What’s Happening In The Other Room(s)?
Kluwer Mediation Blog
May 4, 2020
Please refer to this post as:, ‘What’s Happening In The Other Room(s)?’, Kluwer Mediation Blog, May 4 2020, http://mediationblog.kluwerarbitration.com/2020/05/04/whats-happening-in-the-other-rooms/
Mediation can be an intense experience for parties and their advisers. Often there is a lot on the line. In the substance there may be money, control, reputation, pride. In the process, there are challenges such as influencing other parties, getting the best deal possible, making well-informed judgment calls about risk, developing effective offers, and much more beyond.
To retain clear thinking in that context is a serious challenge. Very understandably, there is a tendency to get caught up in the bubble of one’s own thinking and strategizing. An early casualty of this can be a loss of perspective. Everything gets viewed from the single perspective of how it looks in that room, by those people, under those conditions, at that time.
I see this most obviously in two areas where parties make choices in mediations.
The first of these is joint meetings. One side may indicate that they do not wish to have any joint meetings, perhaps early on, or even at all. No doubt they will have their reasons, and they may be perfectly sound ones. However, rarely in the rationale do I find a serious analysis of the impact that such a move may or may not have on the other side.
The second area is offers. Particularly first, or early, offers. The choice of what offer to make often appears to me to be a product mainly of that party’s assessment of its own case/risks, in the light of where it wishes to try to get to in the mediation. I have no difficulty with that. Indeed, I would expect that to form a serious part of the analysis. But I would ALSO expect the analysis to include an assessment of (or at least some thinking about) the impact the offer will have in the other room(s). This is not because, in keeping with many mediators, I have spent many hours coaxing the receiving party off the ceiling (or back into their room) in the wake of a challenging first offer. That is all part of a mediator’s job. Rather it is because, in order to be well-judged, offers need to have the right effect on both the making and the receiving parties. The desired effect on the receiving party does not necessarily need to be outright joy(!), but it should at least motivate them to engage as seriously as possible with the settlement process.
So when considering a move in a mediation – whether it be in relation to process (such as whether or not to meet with another party, etc) or to substance (such as the content of an offer) – I would encourage thinking not only about how it fits with that party’s own analysis, ambitions and strategy, but also how it is likely to be received, and what impact that may have on the discussions going forward.
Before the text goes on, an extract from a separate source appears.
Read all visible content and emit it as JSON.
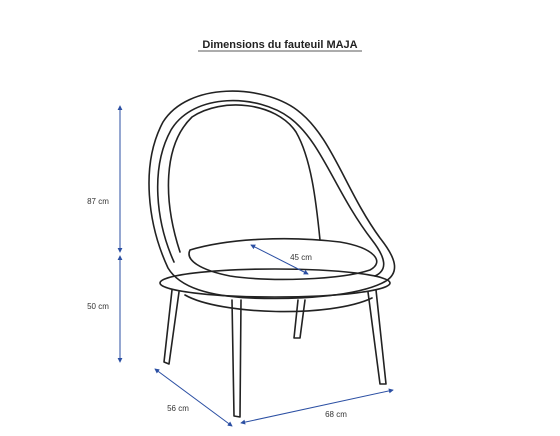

Some helpful questions which parties and advisers can ask themselves might include:
• How will this move look to the other parties?
• How are they likely to react? How might it influence their response? Is that the influence we wish to engender?
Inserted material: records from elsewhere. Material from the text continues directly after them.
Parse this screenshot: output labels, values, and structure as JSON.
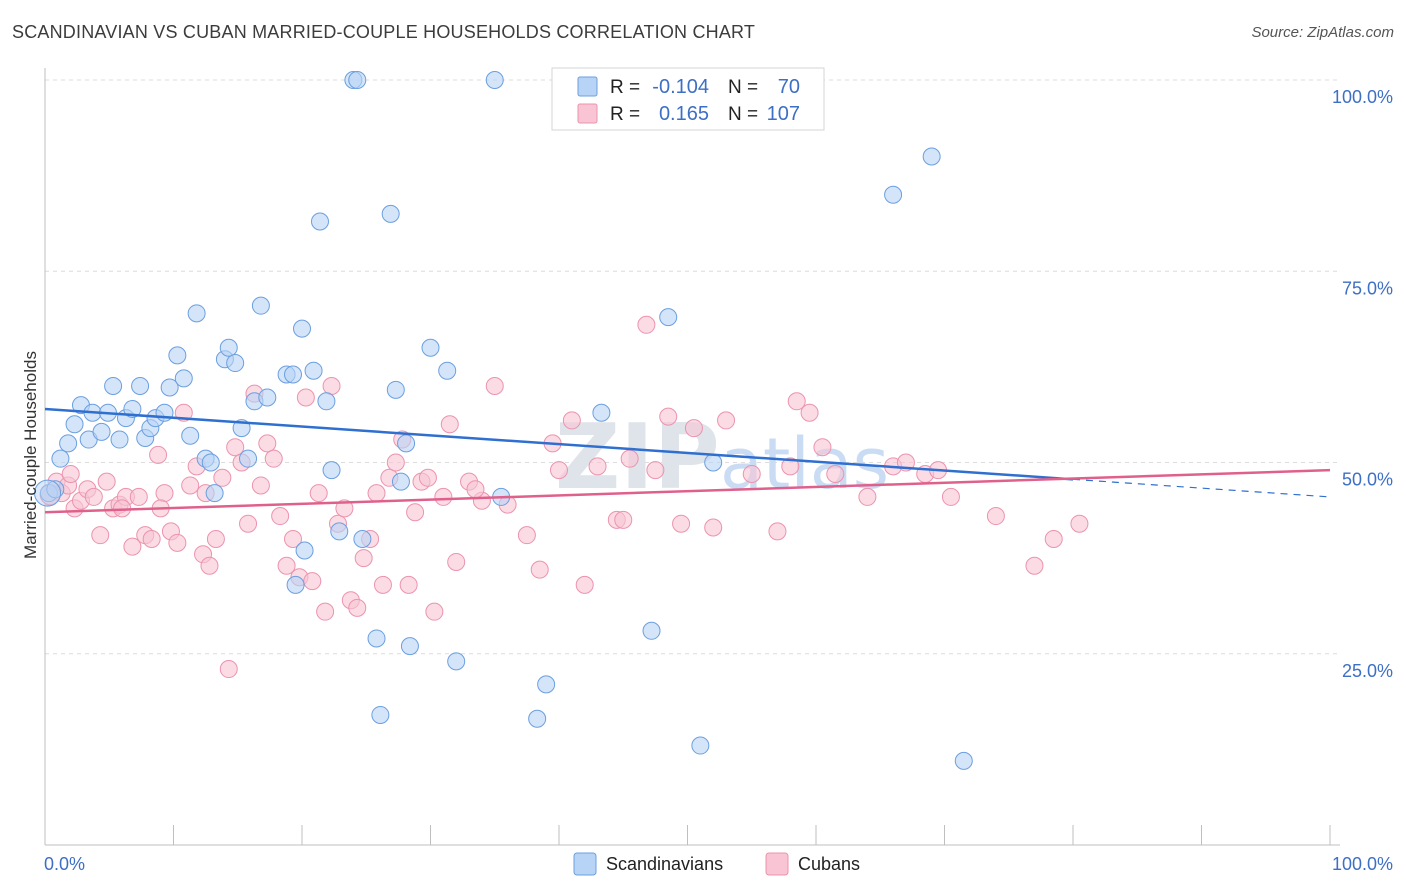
{
  "header": {
    "title": "SCANDINAVIAN VS CUBAN MARRIED-COUPLE HOUSEHOLDS CORRELATION CHART",
    "source": "Source: ZipAtlas.com"
  },
  "legend": {
    "r_label": "R =",
    "n_label": "N =",
    "rows": [
      {
        "r": "-0.104",
        "n": "70",
        "fill": "#b7d3f5",
        "stroke": "#6b9fe0"
      },
      {
        "r": "0.165",
        "n": "107",
        "fill": "#f9c4d3",
        "stroke": "#ec93ae"
      }
    ]
  },
  "bottom_legend": [
    {
      "label": "Scandinavians",
      "fill": "#b7d3f5",
      "stroke": "#6b9fe0"
    },
    {
      "label": "Cubans",
      "fill": "#f9c4d3",
      "stroke": "#ec93ae"
    }
  ],
  "watermark": {
    "zip": "ZIP",
    "atlas": "atlas"
  },
  "chart_data": {
    "type": "scatter",
    "ylabel": "Married-couple Households",
    "xlim": [
      0,
      100
    ],
    "ylim": [
      0,
      100
    ],
    "x_tick_labels": [
      "0.0%",
      "100.0%"
    ],
    "y_tick_labels": [
      {
        "value": 100,
        "label": "100.0%"
      },
      {
        "value": 75,
        "label": "75.0%"
      },
      {
        "value": 50,
        "label": "50.0%"
      },
      {
        "value": 25,
        "label": "25.0%"
      }
    ],
    "grid": "horizontal dashed",
    "series": [
      {
        "name": "Scandinavians",
        "color": "#6b9fe0",
        "fill": "#b7d3f5",
        "trend": {
          "x0": 0,
          "y0": 57.0,
          "x1": 80,
          "y1": 47.8,
          "dash_to": 100,
          "dash_y": 45.5
        },
        "points": [
          [
            0.3,
            46.0
          ],
          [
            1.2,
            50.5
          ],
          [
            1.8,
            52.5
          ],
          [
            2.3,
            55.0
          ],
          [
            2.8,
            57.5
          ],
          [
            3.4,
            53.0
          ],
          [
            3.7,
            56.5
          ],
          [
            4.4,
            54.0
          ],
          [
            4.9,
            56.5
          ],
          [
            5.3,
            60.0
          ],
          [
            5.8,
            53.0
          ],
          [
            6.3,
            55.8
          ],
          [
            6.8,
            57.0
          ],
          [
            7.4,
            60.0
          ],
          [
            7.8,
            53.2
          ],
          [
            8.2,
            54.5
          ],
          [
            8.6,
            55.8
          ],
          [
            9.3,
            56.5
          ],
          [
            9.7,
            59.8
          ],
          [
            10.3,
            64.0
          ],
          [
            10.8,
            61.0
          ],
          [
            11.3,
            53.5
          ],
          [
            11.8,
            69.5
          ],
          [
            12.5,
            50.5
          ],
          [
            12.9,
            50.0
          ],
          [
            13.2,
            46.0
          ],
          [
            14.0,
            63.5
          ],
          [
            14.3,
            65.0
          ],
          [
            14.8,
            63.0
          ],
          [
            15.3,
            54.5
          ],
          [
            15.8,
            50.5
          ],
          [
            16.3,
            58.0
          ],
          [
            16.8,
            70.5
          ],
          [
            17.3,
            58.5
          ],
          [
            18.8,
            61.5
          ],
          [
            19.3,
            61.5
          ],
          [
            19.5,
            34.0
          ],
          [
            20.0,
            67.5
          ],
          [
            20.2,
            38.5
          ],
          [
            20.9,
            62.0
          ],
          [
            21.4,
            81.5
          ],
          [
            21.9,
            58.0
          ],
          [
            22.3,
            49.0
          ],
          [
            22.9,
            41.0
          ],
          [
            24.0,
            100.0
          ],
          [
            24.3,
            100.0
          ],
          [
            24.7,
            40.0
          ],
          [
            25.8,
            27.0
          ],
          [
            26.1,
            17.0
          ],
          [
            26.9,
            82.5
          ],
          [
            27.3,
            59.5
          ],
          [
            27.7,
            47.5
          ],
          [
            28.1,
            52.5
          ],
          [
            28.4,
            26.0
          ],
          [
            30.0,
            65.0
          ],
          [
            31.3,
            62.0
          ],
          [
            32.0,
            24.0
          ],
          [
            35.0,
            100.0
          ],
          [
            35.5,
            45.5
          ],
          [
            39.0,
            21.0
          ],
          [
            38.3,
            16.5
          ],
          [
            43.3,
            56.5
          ],
          [
            47.2,
            28.0
          ],
          [
            48.5,
            69.0
          ],
          [
            51.0,
            13.0
          ],
          [
            52.0,
            50.0
          ],
          [
            66.0,
            85.0
          ],
          [
            69.0,
            90.0
          ],
          [
            71.5,
            11.0
          ],
          [
            0.8,
            46.5
          ]
        ]
      },
      {
        "name": "Cubans",
        "color": "#ec93ae",
        "fill": "#f9c4d3",
        "trend": {
          "x0": 0,
          "y0": 43.5,
          "x1": 100,
          "y1": 49.0
        },
        "points": [
          [
            0.4,
            45.5
          ],
          [
            0.9,
            47.5
          ],
          [
            1.3,
            46.0
          ],
          [
            1.8,
            47.0
          ],
          [
            2.3,
            44.0
          ],
          [
            2.8,
            45.0
          ],
          [
            3.3,
            46.5
          ],
          [
            3.8,
            45.5
          ],
          [
            4.3,
            40.5
          ],
          [
            4.8,
            47.5
          ],
          [
            5.3,
            44.0
          ],
          [
            5.8,
            44.5
          ],
          [
            6.3,
            45.5
          ],
          [
            6.8,
            39.0
          ],
          [
            7.3,
            45.5
          ],
          [
            7.8,
            40.5
          ],
          [
            8.3,
            40.0
          ],
          [
            8.8,
            51.0
          ],
          [
            9.3,
            46.0
          ],
          [
            9.8,
            41.0
          ],
          [
            10.3,
            39.5
          ],
          [
            10.8,
            56.5
          ],
          [
            11.3,
            47.0
          ],
          [
            11.8,
            49.5
          ],
          [
            12.3,
            38.0
          ],
          [
            12.8,
            36.5
          ],
          [
            13.3,
            40.0
          ],
          [
            13.8,
            48.0
          ],
          [
            14.3,
            23.0
          ],
          [
            14.8,
            52.0
          ],
          [
            15.3,
            50.0
          ],
          [
            15.8,
            42.0
          ],
          [
            16.3,
            59.0
          ],
          [
            16.8,
            47.0
          ],
          [
            17.3,
            52.5
          ],
          [
            17.8,
            50.5
          ],
          [
            18.3,
            43.0
          ],
          [
            18.8,
            36.5
          ],
          [
            19.3,
            40.0
          ],
          [
            19.8,
            35.0
          ],
          [
            20.3,
            58.5
          ],
          [
            20.8,
            34.5
          ],
          [
            21.3,
            46.0
          ],
          [
            21.8,
            30.5
          ],
          [
            22.3,
            60.0
          ],
          [
            22.8,
            42.0
          ],
          [
            23.3,
            44.0
          ],
          [
            23.8,
            32.0
          ],
          [
            24.3,
            31.0
          ],
          [
            24.8,
            37.5
          ],
          [
            25.3,
            40.0
          ],
          [
            25.8,
            46.0
          ],
          [
            26.3,
            34.0
          ],
          [
            26.8,
            48.0
          ],
          [
            27.3,
            50.0
          ],
          [
            27.8,
            53.0
          ],
          [
            28.3,
            34.0
          ],
          [
            28.8,
            43.5
          ],
          [
            29.3,
            47.5
          ],
          [
            29.8,
            48.0
          ],
          [
            30.3,
            30.5
          ],
          [
            31.5,
            55.0
          ],
          [
            32.0,
            37.0
          ],
          [
            33.0,
            47.5
          ],
          [
            34.0,
            45.0
          ],
          [
            35.0,
            60.0
          ],
          [
            36.0,
            44.5
          ],
          [
            37.5,
            40.5
          ],
          [
            38.5,
            36.0
          ],
          [
            39.5,
            52.5
          ],
          [
            40.0,
            49.0
          ],
          [
            41.0,
            55.5
          ],
          [
            42.0,
            34.0
          ],
          [
            43.0,
            49.5
          ],
          [
            44.5,
            42.5
          ],
          [
            45.5,
            50.5
          ],
          [
            46.8,
            68.0
          ],
          [
            47.5,
            49.0
          ],
          [
            48.5,
            56.0
          ],
          [
            49.5,
            42.0
          ],
          [
            50.5,
            54.5
          ],
          [
            52.0,
            41.5
          ],
          [
            53.0,
            55.5
          ],
          [
            55.0,
            48.5
          ],
          [
            57.0,
            41.0
          ],
          [
            58.5,
            58.0
          ],
          [
            59.5,
            56.5
          ],
          [
            60.5,
            52.0
          ],
          [
            61.5,
            48.5
          ],
          [
            64.0,
            45.5
          ],
          [
            66.0,
            49.5
          ],
          [
            67.0,
            50.0
          ],
          [
            68.5,
            48.5
          ],
          [
            69.5,
            49.0
          ],
          [
            70.5,
            45.5
          ],
          [
            74.0,
            43.0
          ],
          [
            77.0,
            36.5
          ],
          [
            78.5,
            40.0
          ],
          [
            80.5,
            42.0
          ],
          [
            33.5,
            46.5
          ],
          [
            12.5,
            46.0
          ],
          [
            2.0,
            48.5
          ],
          [
            6.0,
            44.0
          ],
          [
            9.0,
            44.0
          ],
          [
            31.0,
            45.5
          ],
          [
            58.0,
            49.5
          ],
          [
            45.0,
            42.5
          ]
        ]
      }
    ]
  }
}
• How would it look to a notional bystander, watching these negotiations?
• What would my long-time friend/adviser (not involved in the mediation) think of it?
• How does it look to the mediator? What reaction does the mediator think that move will produce, knowing as he/she does more about what is happening in the other rooms than we do?
• If we don’t want (eg) a joint meeting, might the other party want one? Why might they? Might we learn something from that? How might we try to ensure that we learn something? Might they gain something from it which they need in order to enable them to think about settlement, in which case why would we want to deprive them of that?
These simple questions are merely ways of benchmarking one’s own thinking against the potential reaction of others. They are, if you like, proxies for objectivity. And that, in both my opinion and my experience, makes them very important. If parties want to make good judgment calls in a mediation process, then there is nothing to fear from seeking to benchmark their decisions against other yardsticks.
Much of the above depends on mindset, and so I end with a final thought about mindset. I have often thought that the isolated immersion in their own perspective which parties often experience in mediation is borne of the assumption that there is nothing more to learn about the dispute. Dispute-weary protagonists have been around that particular carousel (of arguments, facts, risk analysis, etc) so many times, for so many years, that they cannot believe there is anything new which might emerge. This itself engenders a closing-in of views and perspectives, an assumption that the known position is all that there is, and hence there is nothing further to be learned. Parties with this mindset will often attend mediations wanting to inform the other parties – of the strength of their arguments and position – and with the underlying assumption that there is nothing more about which they could be informed.
Or, as my good friend and Canadian mediator colleague Cliff Hendler put it, we turn up wanting to “teach rather than to learn”.
And that, I suggest, may be the most dangerous mindset of all.